Remember the dot-com boom? Everyone was making money hands over fists. The Juno glass company saw its stock jump a shocking amount in a few hours - until traders realized they weren't Juno, the free e-mail service. A few people warned that this couldn't continue forever - that the base of the economy was still natural resources. But the boom continued for a year or two after the first warnings were sounded, and many truly believed we had a "new economy," where what counted wasn't widgets made or sold, but clicks on a Web page.
Of course, we know how that ended. The doomsayers were right, just not immediately.
"Hello?"
"It's me, The Economy."
"How ya doing?"
"If you want to know the truth, I'm hurting."

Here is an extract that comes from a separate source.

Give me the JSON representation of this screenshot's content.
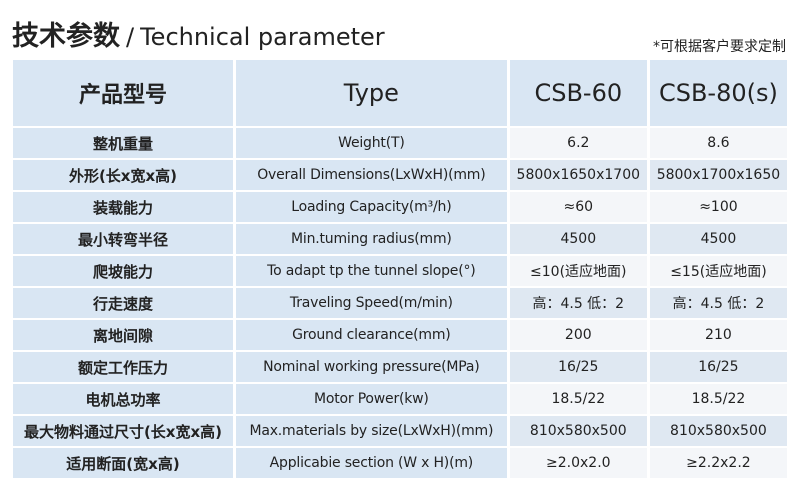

"What ya mean? All the analysts say you're doing great!"
"They don't feel my pains. Only I do.
My joints are aching.
The grease and oil that makes my body parts move isn't flowing as freely and abundantly as it used to.
Sure my heart is pumping money and my lungs are breathing in the fumes of ambition and greed. But that aint't good enough."
"I thought money was everything?"
"No. It's not. Economies like me don't live on moola alone. We need to be constantly fed with innovation, energy and real, hard core improvements of life style, not just the massaging of reserve numbers. The numbers game only goes so far and then someone realizes it was just hot air."
"So where are you hurting most?"
"My infrastructure is killing me.
I feel as if billions of new creatures are having an exploding population party game inside of me. It's stressing me out. They need to be fed. They need to be housed. They need health services. But the cost of doing all that is getting to be too much for me. My joints are aching just as my tentacles grow to span the globe. The lubricants aren't getting to all the parts anymore. Those analysts don't feel my pain."
"Sorry to hear. Hope you feel better soon."
"Thanks for hearing me out buddy."
Click.
http://www.bopnews.com/archives/005823.html
Just kidding about the royalties, but i bet this shows up in print somewhere.
- there is a lot of liquidity (spare money) sloshing around: firstly the Fed has been 'printing' it at about twice its normal rate for the last month and more, secondly some corporations have repatriated overseas profits at a massive tax discount over the last year
- stocks recently made new 4 year highs, traders read this as being a bullish sign
- US economic numbers still look reasonably good
- nothing too worrying in corporations quarterly results so far
- there are no signs of serious economic trouble (like house price crash, inflation, run on $, sharp drop off in consumer spend...)
- traders expect shares to go up in 2006, I saw a survey of 63 where only 7 expected the DJIA to end 2006 below 11,000
Yes, there are some very big fundamental problems with the US economy but nothing new so the markets will tend to disregard them until something breaks. Besides, most market traders are somewhat disconnected from fundamental reality.Things will begin to go downhill for US stocks soon enough, but they could remain at current levels for another 2 or 3 months, might even stage a bit of a rally higher in that time.
How many TOD readers are long term bullish on US stocks? i would bet close to none, except maybe for JD. Time will tell.
The curves of 2004 were with only slight deviations repeated on a higher level in 2005.It seems this is continued in 2006.